Admit it we have all gotten hooked on television shows that lead to us binge-watch the whole season at least once in our lives. We may not like to admit it, but since services like Netflix provide every episode to each season, binge watching is at an all time high. I myself have just started watching The Office (2005-2013) and I have noticed the more I started getting into the show, the more I started watching three or more shows in one sitting.
More recently I binge watched the first six episodes of House of Cards (2013-present). I had never seen the television show before and did not know much information about the story line. After completing the first six episodes I wasn’t in love with the show, but at the same time I could not turn it off. Between engaging characters, narrative structure, and themes it was easy to get hooked. In the series we as the audience encounter many different characters that showcase power, addition, sexual drive and motivation to drive to success in congress. One interesting fact is the episodes are referred to as “chapters” instead of your standard numbers or name of episodes. By placing the episodes as “chapters” you are pulled in to different frames or sections like a book would. Casey McCormick writer of “Forward is the Battle Cry’: Bing-Viewing Netflix’s House of Cards” (The Netflix Effect, p.101-116), explains it links the show to a history of serial fiction, it separates it from the dominate way of organizing TV, and it creates continuity across seasons. Since the user has all the “chapters” already present in front of them, the user can continue to watch the whole at once. The user doesn’t have to wait a period of time for the next episode, which creates a deeper connection to the characters and storyline. House of Cards also doesn’t have to worry about a recap of what happened in the season earlier since all “chapters” are in all one place.
Never seeing House of Cards before I was blown away to find out how much the theme of addiction was used in its story line. Some form of addiction strikes almost every character in the series. One character deals with drug, alcohol and sex addiction. Other struggle with addiction by wanting to get revenge on people, while some have an addiction to learning scandalous information on people in congress. The viewer experiences all types of addiction in the show and can learn from people’s mistakes. The characters deal with their addiction differently of “good” or “bad” way of handling them. Viewers get a front row seat in watching these addictions unfold. If a character doesn’t handle their situation well, then the viewer at home can learn from this situation.
While we can learn about serious topics in binge-watching television shows, I don’t agree binge-watching needs to occur for every show.
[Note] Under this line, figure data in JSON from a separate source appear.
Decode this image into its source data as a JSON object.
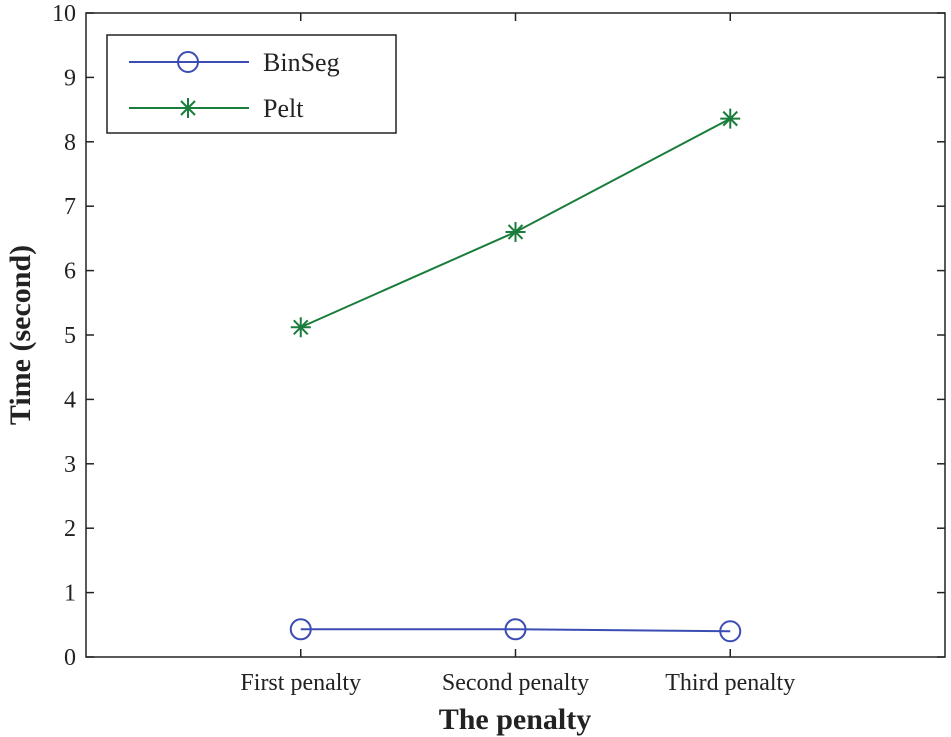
{
  "chart_data": {
    "type": "line",
    "title": "",
    "xlabel": "The penalty",
    "ylabel": "Time (second)",
    "categories": [
      "First penalty",
      "Second penalty",
      "Third penalty"
    ],
    "ylim": [
      0,
      10
    ],
    "yticks": [
      0,
      1,
      2,
      3,
      4,
      5,
      6,
      7,
      8,
      9,
      10
    ],
    "grid": false,
    "legend_position": "top-left",
    "series": [
      {
        "name": "BinSeg",
        "values": [
          0.43,
          0.43,
          0.4
        ],
        "color": "#3b4db5",
        "marker": "circle"
      },
      {
        "name": "Pelt",
        "values": [
          5.12,
          6.6,
          8.36
        ],
        "color": "#1a7d3c",
        "marker": "asterisk"
      }
    ]
  }
}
McCormick claims binge- watching “is a productive, often deliberate, and potentially transformative mode of viewing,” I agree along the lines that binge-watching does create a tighter focus in on building a connection to the characters and storyline, you don’t need to binge-watch every show you encounter. When I binge-watched the first six episodes of House of Cards, towards the end I felt like I started to loose my mind a little bit. I mentally couldn’t take anymore, I tried so hard on focusing in on the character development I lost my scene of reality. Zachary Snider writer of “The Cognitive Psychological Effects of Binge-Watching (The Netflix Effect, p. 117-128), claims that too much of can cause “loneliness, depression, and anxiety.” Snider also states, “Television viewing, and binge-watching in particular, serves to illustrate different cognitive functions ranging from one’s ‘beliefs and behavioral strategies’ to how one’s ‘patterns of behavior’ are affected by media consumption, and how one’s ‘thinking and belief system’ are modified…” I’m all for binge-watching a good show, but it’s also important to remember to get up and take breaks every now and then. Just because you have all episodes in front of you, doesn’t mean you need to watch them all in one sitting.